6. In the appeal filed by the assessee against the orders of the reassessment, the Commissioner (Appeals) held that the Income Tax Officer had merely changed his opinion as the reassessment order did not disclose any details about the order of the Tribunal on the basis of which the reopening was done. The Tribunal, on further appeal, after setting out the reasons recorded by the Income Tax Officer has held that the order of the Tribunal on which the Income Tax Officer has relied for reopening the assessment having been subsequently set aside by the very same Tribunal it could no longer be said that the Income Tax Officer had any information on the basis of which he could have validly reopened the assessment. The Tribunal has, therefore, not gone into any other aspects of the case for confirming the order of the Commissioner (Appeals).

7. It is not in dispute before us so far as the order of reassessment and computation of reserves are concerned they are in accordance with law, declared by the Supreme Court in the case of Vazir Sultan Tobacco Co. Ltd. v. CIT (1981) 132 ITR 559 (SC).
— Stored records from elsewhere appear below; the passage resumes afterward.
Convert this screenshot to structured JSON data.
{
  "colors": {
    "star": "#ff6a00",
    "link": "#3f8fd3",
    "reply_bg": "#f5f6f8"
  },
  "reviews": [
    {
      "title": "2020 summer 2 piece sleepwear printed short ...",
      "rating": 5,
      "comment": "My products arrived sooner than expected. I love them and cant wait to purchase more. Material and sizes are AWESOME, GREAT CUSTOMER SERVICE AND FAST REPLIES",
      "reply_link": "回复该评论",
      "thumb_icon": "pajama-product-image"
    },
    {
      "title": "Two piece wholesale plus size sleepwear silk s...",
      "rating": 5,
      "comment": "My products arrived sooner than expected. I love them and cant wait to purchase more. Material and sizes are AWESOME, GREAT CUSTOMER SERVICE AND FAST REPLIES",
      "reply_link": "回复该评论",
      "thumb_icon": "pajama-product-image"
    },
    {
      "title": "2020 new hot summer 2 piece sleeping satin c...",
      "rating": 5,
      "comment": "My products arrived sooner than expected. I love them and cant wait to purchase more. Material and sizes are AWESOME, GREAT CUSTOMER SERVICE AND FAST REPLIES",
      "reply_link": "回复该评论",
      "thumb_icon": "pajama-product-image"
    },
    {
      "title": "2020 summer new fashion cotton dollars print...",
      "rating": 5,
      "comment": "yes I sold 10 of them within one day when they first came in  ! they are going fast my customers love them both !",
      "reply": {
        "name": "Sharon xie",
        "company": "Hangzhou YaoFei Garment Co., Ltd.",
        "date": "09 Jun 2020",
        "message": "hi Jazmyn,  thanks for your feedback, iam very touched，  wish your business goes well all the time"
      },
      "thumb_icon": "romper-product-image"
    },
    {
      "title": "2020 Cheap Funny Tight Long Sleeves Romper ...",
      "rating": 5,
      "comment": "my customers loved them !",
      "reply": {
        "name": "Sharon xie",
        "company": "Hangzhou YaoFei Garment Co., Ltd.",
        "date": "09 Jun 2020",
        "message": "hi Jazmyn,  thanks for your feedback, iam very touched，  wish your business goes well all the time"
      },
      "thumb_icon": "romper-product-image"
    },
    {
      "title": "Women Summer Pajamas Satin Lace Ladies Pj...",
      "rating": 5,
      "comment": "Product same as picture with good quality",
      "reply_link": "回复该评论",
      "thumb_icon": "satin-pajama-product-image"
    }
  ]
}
8. Learned counsel for the revenue submitted that the change in the law declared by the Tribunal or court, which law, at the time of initial declaration was required to be regarded as the law by the authorities below, would not render a proceeding initiated on the basis of that declaration, invalid.

9. It was held by the Gujarat High Court in CIT v. Maneklal Harilal Spg & Mfg. Co. Ltd. (1975) 106 ITR 24 (Guj) that a subsequent decision of the Supreme Court setting aside the judgment of the High Court on the basis of which judgment of the High Court reassessment proceedings had been initiated would not be vitiated on account of the law declared by the Supreme Court subsequently. It was observed in the judgment that the Supreme Court’s decision declaring what the law of the land is, cannot be equated to retrospective amendment of the law by the legislature. It was held therein that once the assessment was validly reopened all questions were open for examination in the course of the assessment.

10. A similar view was taken by a Division Bench of Calcutta High Court in the case of CIT v. Assam Oil Co. Ltd. (1982) 133 ITR 204 (Cal) Sabyasachi Mukherji, J., as he then was, speaking for the Bench held that the decision of the High Court, that a particular kind of expenditure is not deductible would constitute information within the meaning of section 147(b) of the Income Tax Act and reassessment proceedings taken as a consequence of such information would be valid. The subsequent reversal of the decision of the High Court by the Supreme Court would not render the previous assessment proceedings void.

11. The view of the Tribunal that the allowing of the miscellaneous petition by the Tribunal in cases at Madras Auto Service (P) Ltd. on 17-8-1971, which had the effect of recalling its order made on 27-8-1970, which order had been relied on by the Income Tax Officer to reopen the assessment rendered what was information initially as mis-information, cannot be sustained.

12. However, the Tribunal not having examined the other aspects of the information recorded by the Income Tax Officer, especially with reference to the audit party and the effect of reliance on the audit’s objections on the need for reassessment and the Tribunal also not having examined the assessee’s contention that even the services did not deal with the aspect which was dealt with by the Income Tax Officer in the original assessment of this assessee for these assessment years, the matter is remitted to the Tribunal for examination of both the aspects and if necessary, the merits of the case.

13. While answering the question referred to us, in favour of the revenue , we remit the matter to the Tribunal to consider those aspects of the appeal which have been adverted to by us in the course of this order.